Please don’t tip off the police.
This is a portrait of my pet thistle. If I am not mistaken, it goes by the name of Cirsium texanum Buckley. It grows next to my outside water tap. Those in the know will recognize it as one of those broad leaf weeds (shudder) you hear about on t.v. that we are supposed to kill on sight. Well, it arrived last year and claimed sanctuary. For better or worse I agreed to shelter it.
I realize some people think the Weed Police is a figment or fancy invented by the kind of people who still watch the X-Files, listen to George Noory or talk openly about conspiracies.

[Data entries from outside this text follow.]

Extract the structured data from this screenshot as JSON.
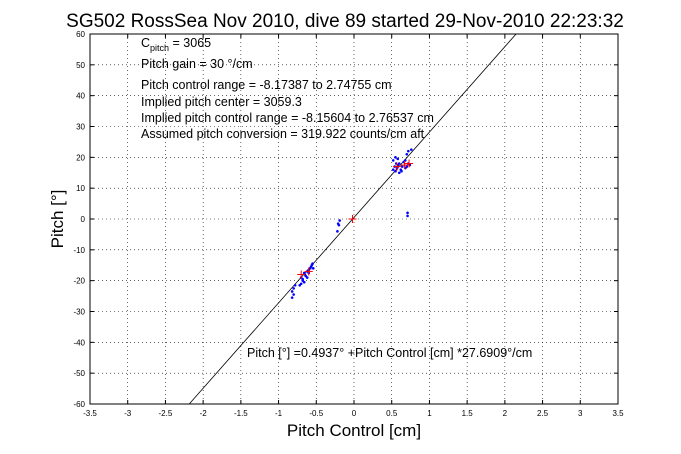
{
  "chart_data": {
    "type": "scatter",
    "title": "SG502 RossSea Nov 2010, dive 89 started 29-Nov-2010 22:23:32",
    "xlabel": "Pitch Control [cm]",
    "ylabel": "Pitch [°]",
    "xlim": [
      -3.5,
      3.5
    ],
    "ylim": [
      -60,
      60
    ],
    "xticks": [
      -3.5,
      -3,
      -2.5,
      -2,
      -1.5,
      -1,
      -0.5,
      0,
      0.5,
      1,
      1.5,
      2,
      2.5,
      3,
      3.5
    ],
    "yticks": [
      -60,
      -50,
      -40,
      -30,
      -20,
      -10,
      0,
      10,
      20,
      30,
      40,
      50,
      60
    ],
    "xtick_labels": [
      "-3.5",
      "-3",
      "-2.5",
      "-2",
      "-1.5",
      "-1",
      "-0.5",
      "0",
      "0.5",
      "1",
      "1.5",
      "2",
      "2.5",
      "3",
      "3.5"
    ],
    "ytick_labels": [
      "-60",
      "-50",
      "-40",
      "-30",
      "-20",
      "-10",
      "0",
      "10",
      "20",
      "30",
      "40",
      "50",
      "60"
    ],
    "grid": true,
    "grid_style": "dotted",
    "colors": {
      "data": "#0000ff",
      "fit_points": "#ff0000",
      "fit_line": "#000000"
    },
    "annotations": {
      "cpitch_main": "C",
      "cpitch_sub": "pitch",
      "cpitch_value": " = 3065",
      "lines": [
        "Pitch gain = 30 °/cm",
        "Pitch control range = -8.17387 to 2.74755 cm",
        "Implied pitch center = 3059.3",
        "Implied pitch control range = -8.15604 to 2.76537 cm",
        "Assumed pitch conversion = 319.922 counts/cm aft"
      ],
      "fit_equation": "Pitch [°] =0.4937° +Pitch Control [cm] *27.6909°/cm"
    },
    "fit": {
      "intercept": 0.4937,
      "slope": 27.6909
    },
    "series": [
      {
        "marker": "dot",
        "color": "#0000ff",
        "points": [
          [
            -0.82,
            -23.5
          ],
          [
            -0.8,
            -22.5
          ],
          [
            -0.78,
            -21.5
          ],
          [
            -0.8,
            -24.5
          ],
          [
            -0.82,
            -25.5
          ],
          [
            -0.7,
            -19.0
          ],
          [
            -0.68,
            -19.5
          ],
          [
            -0.66,
            -20.5
          ],
          [
            -0.64,
            -18.5
          ],
          [
            -0.62,
            -17.0
          ],
          [
            -0.6,
            -16.5
          ],
          [
            -0.58,
            -16.0
          ],
          [
            -0.56,
            -15.0
          ],
          [
            -0.55,
            -14.5
          ],
          [
            -0.6,
            -17.5
          ],
          [
            -0.65,
            -18.0
          ],
          [
            -0.68,
            -20.0
          ],
          [
            -0.7,
            -21.0
          ],
          [
            -0.72,
            -21.5
          ],
          [
            -0.57,
            -15.5
          ],
          [
            -0.54,
            -16.0
          ],
          [
            -0.62,
            -19.0
          ],
          [
            -0.66,
            -17.5
          ],
          [
            -0.22,
            -4.0
          ],
          [
            -0.2,
            -2.0
          ],
          [
            -0.19,
            -0.5
          ],
          [
            -0.21,
            -1.5
          ],
          [
            0.52,
            16.0
          ],
          [
            0.54,
            17.0
          ],
          [
            0.55,
            15.5
          ],
          [
            0.56,
            18.0
          ],
          [
            0.57,
            16.5
          ],
          [
            0.58,
            17.5
          ],
          [
            0.6,
            15.0
          ],
          [
            0.62,
            16.0
          ],
          [
            0.64,
            17.0
          ],
          [
            0.66,
            18.5
          ],
          [
            0.68,
            16.5
          ],
          [
            0.7,
            17.0
          ],
          [
            0.72,
            18.0
          ],
          [
            0.74,
            17.5
          ],
          [
            0.52,
            19.0
          ],
          [
            0.55,
            20.0
          ],
          [
            0.58,
            19.5
          ],
          [
            0.7,
            21.0
          ],
          [
            0.72,
            22.0
          ],
          [
            0.76,
            22.5
          ],
          [
            0.6,
            18.0
          ],
          [
            0.63,
            15.5
          ],
          [
            0.68,
            19.0
          ],
          [
            0.71,
            2.0
          ],
          [
            0.71,
            1.0
          ]
        ]
      },
      {
        "marker": "plus",
        "color": "#ff0000",
        "points": [
          [
            -0.7,
            -18.0
          ],
          [
            -0.6,
            -17.0
          ],
          [
            -0.02,
            0.0
          ],
          [
            0.57,
            17.0
          ],
          [
            0.67,
            17.5
          ],
          [
            0.73,
            18.0
          ]
        ]
      }
    ]
  }
}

Yet. Only yesterday at a nearby apartment complex I saw several guys exit a mysterious white van. One of the thugs had a jet pack apparatus strapped to his back. Image: ghost buster. A hose was attached to the sloshing jetpack. The man sprayed some liquid onto the crispy lawn but it did not look or smell like water. Wake up people! The Weed Police are real. They walk among us. Be wary of men in white vans.
What’s the use of a thistle?
If colour and ease of care aren’t enough of a draw then you must be one of those PRACTICAL people who expect results and productivity. You probably even know how to use a spreadsheet. Count me impressed.
1. Food for wildlife
This thistle is the preferred food for painted lady butterfly larvae. They are one of my favourite butterflies because they can do tricks like jump onto your finger on command. Best thing ever to get kids interested in science and even win over the ones who are initially squickish about bugs.

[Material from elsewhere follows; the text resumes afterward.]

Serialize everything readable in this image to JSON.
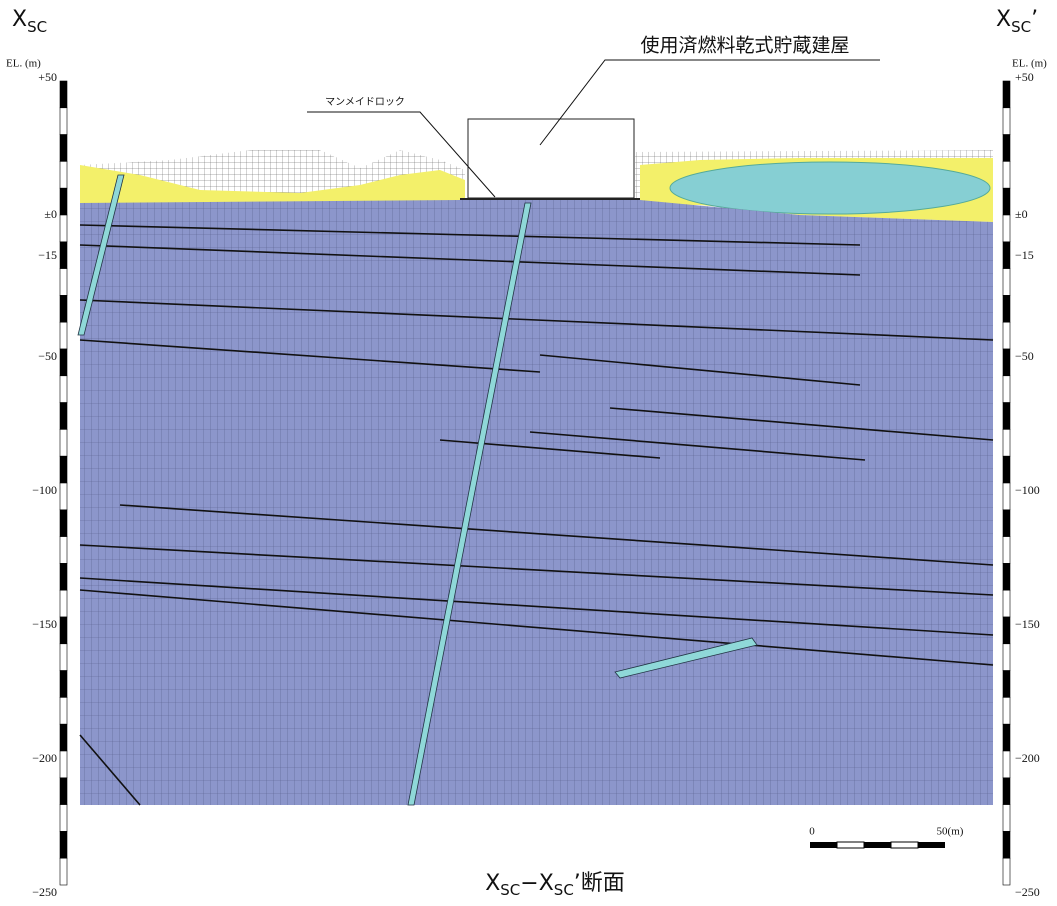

Bumble bees are drawn to the pollen, butterflies like the nectar and goldfinches will eat the seeds. I have even heard some birds use the flowers to line their nests.
2. Improves Soil
This thistle is a biennial with a nice tap-root. If you have heavy compacted urban clay this is exactly the kind of plant you want to see growing on the land. The tap-root breaks up the soil allowing air and water passage. Where there is air and water, micro organisms have a chance to get established which turns inert clay into a happy place for plants to grow. Tap roots also draw up nutrients from deeper soil zones. When the thistle dies it will decompose and share those nutrients with neighbouring plants.
First they came …
So far, I have managed to keep the thistle hidden from the men in white vans. But really, people. We need to do more than just hide our friends. First, they came for the dandelions, and I did not speak up. Then they came for the milkweeds, and I did not speak up. Today it is the thistles. Tomorrow they will target our Brown Eyed Susans and Johnny Jump Ups. Stop the insanity. Show some courage and speak out. It is past time to stop the Weed Police.